Assim como em Hades, é possível terminar uma única “run” de maneira rápida, mas até efetivamente descobrir todos os segredos necessários para chegar aos créditos de encerramento, talvez sejam necessárias 15 ou 20 horas de tentativas e erros, o que pode gerar frustração em muitos jogadores, mas que ao mesmo tempo é o que diferencia Blue Prince de outros jogos tradicionais de aventura e o torna ainda mais único no gênero. Nenhuma dia será igual ao outro, e grande parte da magia do jogo está justamente nessa constante sensação de desafio, erro, frustração e, somente então, recompensa.
Dominar o gerenciamento de passos, ou seja, saber até onde você pode ir e fazer escolhas que sempre nos permitam progredir ou desbloquear um item-chave, é indispensável para ter sucesso, e cair no erro de sair de uma sala sem antes explorar todos os itens lá disponíveis invariavelmente custa caro.
Eterno retorno
Mesmo após zerar o jogo, ainda é recomendável explorar o Mt. Molly explorando mistérios e tendo acessos a conteúdos de história que não obtivemos na primeira tentativa bem-sucedida de alcançar a sala 46. A história de Blue Prince é tão instigante e cheia de surpresas que é quase impossível não querer explorar cada cantinho da mansão ainda não descoberto ou mistério não revelado, e as revelações posteriores valem o esforço de cada nova tentativa.
Não é exagero dizer que, mesmo após completar o jogo duas vezes, ainda há mistérios da mansão Mt. Molly que ainda não descobri, o que confere a Blue Prince um fator de replay raro em jogos focados de aventura. Mesmo com um escopo menor que de títulos AAA, Blue Prince escreve o próprio nome como um dos melhores games de 2025 até o momento e se coloca como um forte postulante à temporada de premiações.
Mais do que é um excelente representante do gênero aventura, Blue Prince é uma prova de que um game não precisa de sistema de combate ou exigir reflexos rápidos para se mostrar desafiador do começo ao fim.

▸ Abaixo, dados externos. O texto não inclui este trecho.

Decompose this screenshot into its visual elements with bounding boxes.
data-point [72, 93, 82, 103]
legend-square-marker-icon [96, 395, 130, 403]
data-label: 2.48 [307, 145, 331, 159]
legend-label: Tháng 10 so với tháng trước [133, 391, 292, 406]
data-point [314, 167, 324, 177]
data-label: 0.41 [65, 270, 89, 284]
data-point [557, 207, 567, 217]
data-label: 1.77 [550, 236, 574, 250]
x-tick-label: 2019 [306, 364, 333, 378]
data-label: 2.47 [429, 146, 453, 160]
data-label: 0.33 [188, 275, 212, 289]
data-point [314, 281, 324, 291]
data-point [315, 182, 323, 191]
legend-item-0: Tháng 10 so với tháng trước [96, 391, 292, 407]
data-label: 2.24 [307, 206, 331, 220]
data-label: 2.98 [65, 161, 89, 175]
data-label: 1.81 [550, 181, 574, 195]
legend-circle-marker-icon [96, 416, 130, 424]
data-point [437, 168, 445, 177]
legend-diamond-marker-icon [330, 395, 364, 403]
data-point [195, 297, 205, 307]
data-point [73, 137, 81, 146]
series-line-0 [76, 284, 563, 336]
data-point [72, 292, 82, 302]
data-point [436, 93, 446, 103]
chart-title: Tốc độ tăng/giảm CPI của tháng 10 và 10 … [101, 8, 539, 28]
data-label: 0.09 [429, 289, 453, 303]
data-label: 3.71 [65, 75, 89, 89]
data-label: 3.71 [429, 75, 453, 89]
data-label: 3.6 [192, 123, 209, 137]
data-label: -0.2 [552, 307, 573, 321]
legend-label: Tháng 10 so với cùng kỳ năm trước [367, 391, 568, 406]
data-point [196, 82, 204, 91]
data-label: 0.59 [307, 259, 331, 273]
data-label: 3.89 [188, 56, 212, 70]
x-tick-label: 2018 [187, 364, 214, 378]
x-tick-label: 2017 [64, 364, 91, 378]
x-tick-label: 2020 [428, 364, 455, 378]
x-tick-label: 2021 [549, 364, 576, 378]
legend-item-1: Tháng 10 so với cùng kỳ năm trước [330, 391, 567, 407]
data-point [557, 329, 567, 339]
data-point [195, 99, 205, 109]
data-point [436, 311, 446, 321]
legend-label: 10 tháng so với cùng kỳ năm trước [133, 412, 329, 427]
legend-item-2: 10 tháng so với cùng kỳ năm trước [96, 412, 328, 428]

O título desenvolvido pelo estúdio Dogubomb e publicado pela Raw Fury está no mesmo nível de qualidade que jovens clássicos como Return of the Obra Dinn e What Remains of Edith Finch, exigindo dos jogadores enorme atenção a detalhes para prosseguir por uma mansão que, a cada novo dia, nos levará a caminhos diferentes, exigindo constante capacidade de adaptação. Repleto de mistérios e com uma história que surpreende do começo ao fim, Blue Prince é um capítulo brilhante dos games de aventura e, mesmo com um escopo menor, tem tudo para ser lembrado como um dos melhores lançamentos de 2025.